Braquo, la "Flic Story" d'Olivier Marchal ce soir sur Canal+.

 
 

Que faut-il penser de Braquo, la nouvelle série noire dont Canal+ défouraille le premier épisode ce soir ? Ecrite par Olivier Marchal cette série, interprétée par une galerie de comédiens bien castés, sent bon la sueur et la testostérone: à vous décourager d’aller déposer une main courante dans un commissariat parisien…Résolument noire et totalement machiste, cette très flippante saga policière, qui s’inscrit dans la lignée des productions de Canal+, -d’Engrenages à Mafiosa, en passant par Scalp- est d’abord un  efficace copié-collé des films dont Olivier Marchal a désormais la maîtrise: ambiance noire à souhait, flics toujours entre deux eaux, moitié bons samaritains, moitié voyous, tantôt au bord de la déprime et du coma éthylique, tantôt à un doigt de la révocation pour cause de bavure…

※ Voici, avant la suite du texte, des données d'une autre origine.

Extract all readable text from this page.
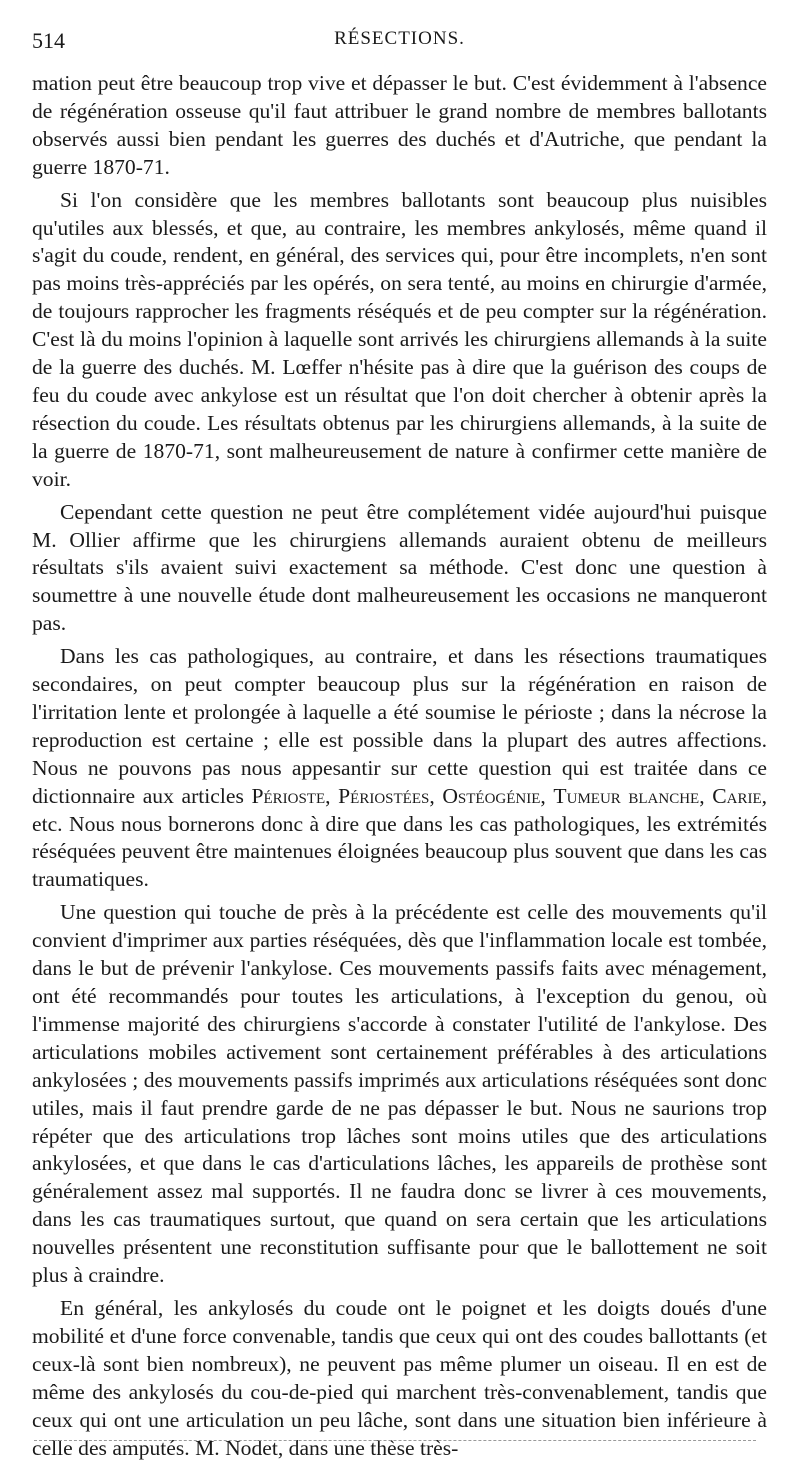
514	RÉSECTIONS.

mation peut être beaucoup trop vive et dépasser le but. C'est évidemment à l'absence de régénération osseuse qu'il faut attribuer le grand nombre de membres ballotants observés aussi bien pendant les guerres des duchés et d'Autriche, que pendant la guerre 1870-71.

Si l'on considère que les membres ballotants sont beaucoup plus nuisibles qu'utiles aux blessés, et que, au contraire, les membres ankylosés, même quand il s'agit du coude, rendent, en général, des services qui, pour être incomplets, n'en sont pas moins très-appréciés par les opérés, on sera tenté, au moins en chirurgie d'armée, de toujours rapprocher les fragments réséqués et de peu compter sur la régénération. C'est là du moins l'opinion à laquelle sont arrivés les chirurgiens allemands à la suite de la guerre des duchés. M. Lœffer n'hésite pas à dire que la guérison des coups de feu du coude avec ankylose est un résultat que l'on doit chercher à obtenir après la résection du coude. Les résultats obtenus par les chirurgiens allemands, à la suite de la guerre de 1870-71, sont malheureusement de nature à confirmer cette manière de voir.

Cependant cette question ne peut être complétement vidée aujourd'hui puisque M. Ollier affirme que les chirurgiens allemands auraient obtenu de meilleurs résultats s'ils avaient suivi exactement sa méthode. C'est donc une question à soumettre à une nouvelle étude dont malheureusement les occasions ne manqueront pas.

Dans les cas pathologiques, au contraire, et dans les résections traumatiques secondaires, on peut compter beaucoup plus sur la régénération en raison de l'irritation lente et prolongée à laquelle a été soumise le périoste ; dans la nécrose la reproduction est certaine ; elle est possible dans la plupart des autres affections. Nous ne pouvons pas nous appesantir sur cette question qui est traitée dans ce dictionnaire aux articles Périoste, Périostées, Ostéogénie, Tumeur blanche, Carie, etc. Nous nous bornerons donc à dire que dans les cas pathologiques, les extrémités réséquées peuvent être maintenues éloignées beaucoup plus souvent que dans les cas traumatiques.

Une question qui touche de près à la précédente est celle des mouvements qu'il convient d'imprimer aux parties réséquées, dès que l'inflammation locale est tombée, dans le but de prévenir l'ankylose. Ces mouvements passifs faits avec ménagement, ont été recommandés pour toutes les articulations, à l'exception du genou, où l'immense majorité des chirurgiens s'accorde à constater l'utilité de l'ankylose. Des articulations mobiles activement sont certainement préférables à des articulations ankylosées ; des mouvements passifs imprimés aux articulations réséquées sont donc utiles, mais il faut prendre garde de ne pas dépasser le but. Nous ne saurions trop répéter que des articulations trop lâches sont moins utiles que des articulations ankylosées, et que dans le cas d'articulations lâches, les appareils de prothèse sont généralement assez mal supportés. Il ne faudra donc se livrer à ces mouvements, dans les cas traumatiques surtout, que quand on sera certain que les articulations nouvelles présentent une reconstitution suffisante pour que le ballottement ne soit plus à craindre.

En général, les ankylosés du coude ont le poignet et les doigts doués d'une mobilité et d'une force convenable, tandis que ceux qui ont des coudes ballottants (et ceux-là sont bien nombreux), ne peuvent pas même plumer un oiseau. Il en est de même des ankylosés du cou-de-pied qui marchent très-convenablement, tandis que ceux qui ont une articulation un peu lâche, sont dans une situation bien inférieure à celle des amputés. M. Nodet, dans une thèse très-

On retrouve là bien des ingrédients d’une série comme The Shield, qui campe depuis quatre ans une poignée de policiers ripoux, évoluant en marge du système, mi-anges, mi-démons. Evidemment il faut aimer l’argot, la tabagie et les interrogatoires dignes de la rue Lauriston. Mais j’avoue m’être laissé embarquer par l’univers crasseux de ces flics à la dérive, décidés à sauver la veuve et l’orphelin en appliquant parfois des méthodes en vogue à Guantanamo.

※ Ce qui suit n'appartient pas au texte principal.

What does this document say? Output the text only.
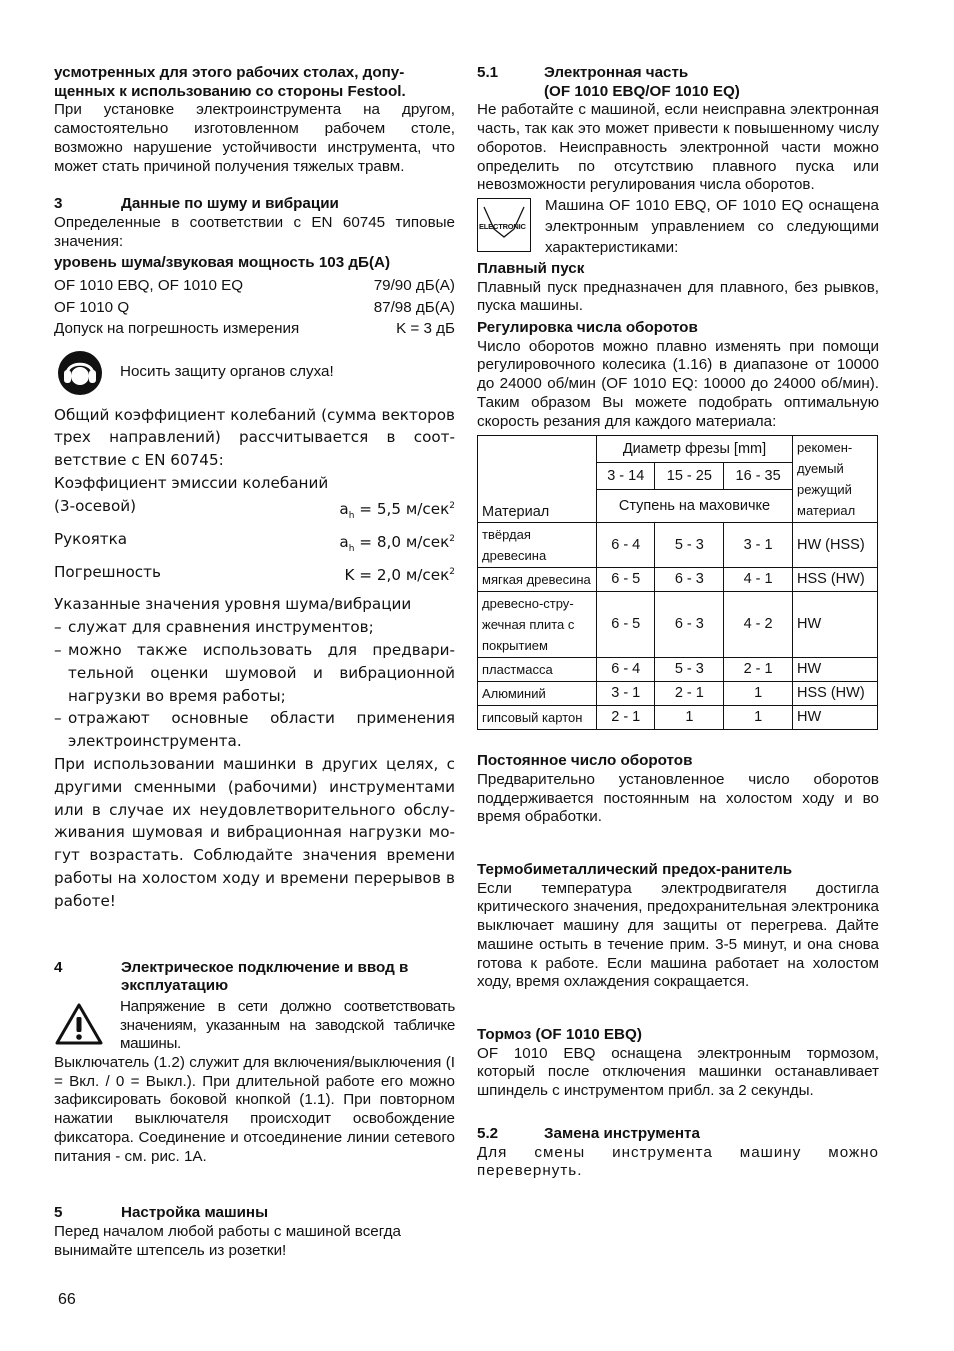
усмотренных для этого рабочих столах, допущенных к использованию со стороны Festool.

При установке электроинструмента на другом, самостоятельно изготовленном рабочем столе, возможно нарушение устойчивости инструмента, что может стать причиной получения тяжелых травм.

3	Данные по шуму и вибрации

Определенные в соответствии с EN 60745 типовые значения:

уровень шума/звуковая мощность 103 дБ(A)

OF 1010 EBQ, OF 1010 EQ	79/90 дБ(A)
OF 1010 Q	87/98 дБ(A)
Допуск на погрешность измерения	K = 3 дБ
Носить защиту органов слуха!

Общий коэффициент колебаний (сумма векторов трех направлений) рассчитывается в соответствие с EN 60745:

Коэффициент эмиссии колебаний

(3-осевой)	$a_h = 5,5$ м/сек$^2$
Рукоятка	$a_h = 8,0$ м/сек$^2$
Погрешность	K = 2,0 м/сек$^2$

Указанные значения уровня шума/вибрации

– служат для сравнения инструментов;
– можно также использовать для предварительной оценки шумовой и вибрационной нагрузки во время работы;
– отражают основные области применения электроинструмента.

При использовании машинки в других целях, с другими сменными (рабочими) инструментами или в случае их неудовлетворительного обслуживания шумовая и вибрационная нагрузки могут возрастать. Соблюдайте значения времени работы на холостом ходу и времени перерывов в работе!

4	Электрическое подключение и ввод в эксплуатацию

Напряжение в сети должно соответствовать значениям, указанным на заводской табличке машины.

Выключатель (1.2) служит для включения/выключения (I = Вкл. / 0 = Выкл.). При длительной работе его можно зафиксировать боковой кнопкой (1.1). При повторном нажатии выключателя происходит освобождение фиксатора. Соединение и отсоединение линии сетевого питания - см. рис. 1А.

5	Настройка машины

Перед началом любой работы с машиной всегда вынимайте штепсель из розетки!

5.1	Электронная часть
(OF 1010 EBQ/OF 1010 EQ)

Не работайте с машиной, если неисправна электронная часть, так как это может привести к повышенному числу оборотов. Неисправность электронной части можно определить по отсутствию плавного пуска или невозможности регулирования числа оборотов.

ELECTRONIC

Машина OF 1010 EBQ, OF 1010 EQ оснащена электронным управлением со следующими характеристиками:

Плавный пуск

Плавный пуск предназначен для плавного, без рывков, пуска машины.

Регулировка числа оборотов

Число оборотов можно плавно изменять при помощи регулировочного колесика (1.16) в диапазоне от 10000 до 24000 об/мин (OF 1010 EQ: 10000 до 24000 об/мин). Таким образом Вы можете подобрать оптимальную скорость резания для каждого материала:

Материал	Диаметр фрезы [mm]			рекомендуемый режущий материал
	3 - 14	15 - 25	16 - 35	
	Ступень на маховичке			
твёрдая древесина	6 - 4	5 - 3	3 - 1	HW (HSS)
мягкая древесина	6 - 5	6 - 3	4 - 1	HSS (HW)
древесно-стружечная плита с покрытием	6 - 5	6 - 3	4 - 2	HW
пластмасса	6 - 4	5 - 3	2 - 1	HW
Алюминий	3 - 1	2 - 1	1	HSS (HW)
гипсовый картон	2 - 1	1	1	HW

Постоянное число оборотов

Предварительно установленное число оборотов поддерживается постоянным на холостом ходу и во время обработки.

Термобиметаллический предох-ранитель

Если температура электродвигателя достигла критического значения, предохранительная электроника выключает машину для защиты от перегрева. Дайте машине остыть в течение прим. 3-5 минут, и она снова готова к работе. Если машина работает на холостом ходу, время охлаждения сокращается.

Тормоз (OF 1010 EBQ)

OF 1010 EBQ оснащена электронным тормозом, который после отключения машинки останавливает шпиндель с инструментом прибл. за 2 секунды.

5.2	Замена инструмента

Для смены инструмента машину можно перевернуть.

66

Et c’est ce qui peut déranger ou choquer dans cette série. Olivier Marchal s’est fait en effet le chantre d’un cinéma policier hyper réaliste. Ayant fait partie de la «maison», chacun de ses films se veut ainsi la traduction d’une réalité policière toute crue, qu’Olivier Marchal transposerait sans tamis et avec minutie. Chacune des interventions publiques du réalisateur tend ainsi à accréditer l’idée que ses œuvres sont tout l’inverse de la caricature, mais le reflet fidèle de l’univers de la « flicaille », l’envers du miroir, la face cachée de nos commissariats. Bref, avec Braquo, nous ne serions pas, à l’entendre,dans le simple cadre d’une fiction, mais face à une reconstitution scénarisée d’un univers. Si c’est vraiment le cas, c’est un peu inquiétant.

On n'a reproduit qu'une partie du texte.